Pencatatan sesuai UU KUP pasal 28 ayat 9 terdiri atas data yang dikumpulkan secara teratur tentang peredaran atau penerimaan bruto dan/atau penghasilan bruto sebagai dasar untuk menghitung jumlah pajak yang terutang, termasuk penghasilan yang bukan obyek pajak dan/atau dikenai pajak yang bersifat final. Sama dengan pembukuan, pencatatan ini juga diselenggarakan di Indonesia dengan menggunakan huruf latin, angka arab, satuan mata uang rupiah, dan disusun dalam bahasa Indonesia.

Pencatatan dalam satu tahun harus diselenggarakan secara kronologis dan mencakup jua mengenai pencatatan harta dan kewajiban.
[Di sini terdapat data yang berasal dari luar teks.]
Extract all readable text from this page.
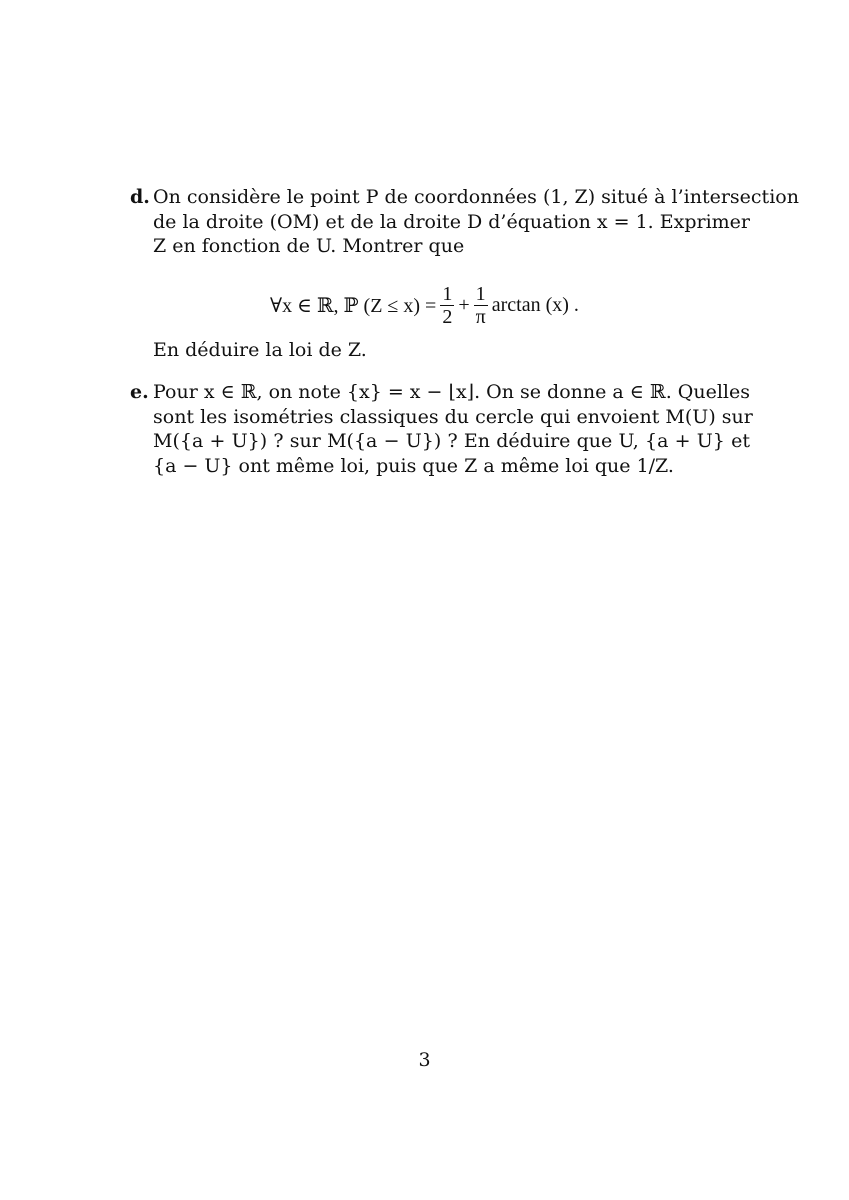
d. On considère le point P de coordonnées (1, Z) situé à l’intersection
de la droite (OM) et de la droite D d’équation x = 1. Exprimer
Z en fonction de U. Montrer que
∀x ∈ ℝ, ℙ $(Z \le x) = \frac{1}{2} + \frac{1}{\pi}$ arctan (x) .
En déduire la loi de Z.
e. Pour x ∈ ℝ, on note {x} = x − ⌊x⌋. On se donne a ∈ ℝ. Quelles
sont les isométries classiques du cercle qui envoient M(U) sur
M({a + U}) ? sur M({a − U}) ? En déduire que U, {a + U} et
{a − U} ont même loi, puis que Z a même loi que 1/Z.
3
Apabila wajib pajak mempunyai lebih dari satu jenis usaha dan/atau tempat usaha maka pencatatan harus dapat menggambarkan secara jelas untuk masing-masing jenis usaha dan/atau tempat usaha yang bersangkutan.

Pembukuan dan pencatatan ini harus diselenggarakan dengan memperhatikan itikad baik dan mencerminkan keadaan yang sebenarnya, serta buku, catatan, dan dokumen yang menjadi dasar pembukuan atau pencatatan yang dikelola secara elektronik ataupun menggunakan program aplikasi on-line wajib disimpan selama 10 tahun di Indonesia.

Setelah mengetahui perbedaan antara pembukuan dan pencatatan ini, wajib pajak dapat melakukan yang sesuai dengan keadaan masing-masing wajib pajak. Hal ini juga dapat membantu wajib pajak untuk taat dan patuh perpajakan sehingga apabila terjadi pemeriksaan ataupun penelitian, wajib pajak dapat lebih siap dan tenang dalam menghadapinya.